Although Big Data Startups reviews startups who deal with big data and who sell licensed products, it is important to note that the landscape of open source tools is growing rapidly as well. They have proven to be efficient and cost-effective in getting big data stored, analysed and visualised. Open source data and open source products are no longer as risky as they used to be, so more and more companies are adapting and implementing open source tools.
The best-known big data open source tool is Hadoop. Although it is widely accepted as the open source tool for big data, it is not suitable for every big data question. Hadoop for example, does not support real-time business needs, but luckily there are other open source tools filling this gap such as Kafka. Another well-regarded and increasingly more popular open source tool is the statistical programming language R. It is incredibly powerful and more than 2 million analysts use it. So, there are many other tools for all kind of different aspects of big data. The landscape is big and complex and it looks something like this:
In the coming future, we will definitely see an increasing adoption of the above open source tools. This happens for the following reasons:
- Open source tools do not require a huge investment to get going; just download the tool and get started;
- The community around open source tools is usually big and active, meaning that the product gets developed and improved fast compared to closed tools that tend to have a longer time-to-market. It also helps when encountering problems, as someone in the community might have had the same problem and solved it already. This prevents companies for reinventing the wheel;
- Open source tools have a flexible, scalable architecture that is cost-effective to manage huge quantities of data. This is especially desirable for SME’s.
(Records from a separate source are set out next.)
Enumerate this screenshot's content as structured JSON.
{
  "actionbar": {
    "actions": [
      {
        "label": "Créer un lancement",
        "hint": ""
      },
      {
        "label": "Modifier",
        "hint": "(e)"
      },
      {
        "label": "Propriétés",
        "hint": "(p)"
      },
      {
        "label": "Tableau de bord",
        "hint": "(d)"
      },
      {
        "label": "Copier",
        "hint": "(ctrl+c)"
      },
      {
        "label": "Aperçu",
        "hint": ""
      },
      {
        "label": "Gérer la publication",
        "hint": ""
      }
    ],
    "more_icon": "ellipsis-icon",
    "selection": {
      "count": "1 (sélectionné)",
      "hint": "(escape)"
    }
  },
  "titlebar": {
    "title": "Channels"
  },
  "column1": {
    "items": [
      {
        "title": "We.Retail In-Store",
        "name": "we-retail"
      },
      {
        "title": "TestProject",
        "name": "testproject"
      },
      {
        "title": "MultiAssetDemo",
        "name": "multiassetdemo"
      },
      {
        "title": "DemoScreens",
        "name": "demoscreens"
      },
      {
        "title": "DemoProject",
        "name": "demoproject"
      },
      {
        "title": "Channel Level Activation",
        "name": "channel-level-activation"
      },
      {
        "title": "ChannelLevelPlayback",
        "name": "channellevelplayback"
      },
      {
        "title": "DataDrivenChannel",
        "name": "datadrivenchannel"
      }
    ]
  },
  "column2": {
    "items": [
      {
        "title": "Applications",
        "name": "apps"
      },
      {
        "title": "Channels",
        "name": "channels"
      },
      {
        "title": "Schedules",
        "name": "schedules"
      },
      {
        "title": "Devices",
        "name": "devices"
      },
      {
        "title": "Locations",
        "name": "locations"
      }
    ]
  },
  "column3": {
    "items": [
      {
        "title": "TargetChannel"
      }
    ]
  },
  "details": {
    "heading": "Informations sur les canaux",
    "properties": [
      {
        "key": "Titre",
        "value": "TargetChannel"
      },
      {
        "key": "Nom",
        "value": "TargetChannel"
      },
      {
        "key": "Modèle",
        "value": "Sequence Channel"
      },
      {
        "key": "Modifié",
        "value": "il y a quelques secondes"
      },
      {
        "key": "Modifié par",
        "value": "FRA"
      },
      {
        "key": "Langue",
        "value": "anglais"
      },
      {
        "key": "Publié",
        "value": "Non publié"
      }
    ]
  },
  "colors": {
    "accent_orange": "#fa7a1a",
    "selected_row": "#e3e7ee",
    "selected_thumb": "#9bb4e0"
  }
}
- Open source tools help democratize the big data arena where more and more people can start working with it;
- Open source tools are developed in such away that they operate on commodity hardware, making it unnecessary to invest in expensive hardware.
That open source is gaining importance is also showed by the fact that more and more vendors, who traditionally rely on proprietary models, are embracing open source. For example, last year VMware launched a new open-source project that is called Serengeti and it is designed to let Hadoop run on top of VMware vSphere Cloud. Also EMC Greenplum made its new Chorus social framework open source last year.
Open source will continue to grow and innovate the coming years. The moment Hadoop allows real-time analyses, or another company will provide this open-source such a Google’s Dremel is already doing, open source will be hard to resist for organizations.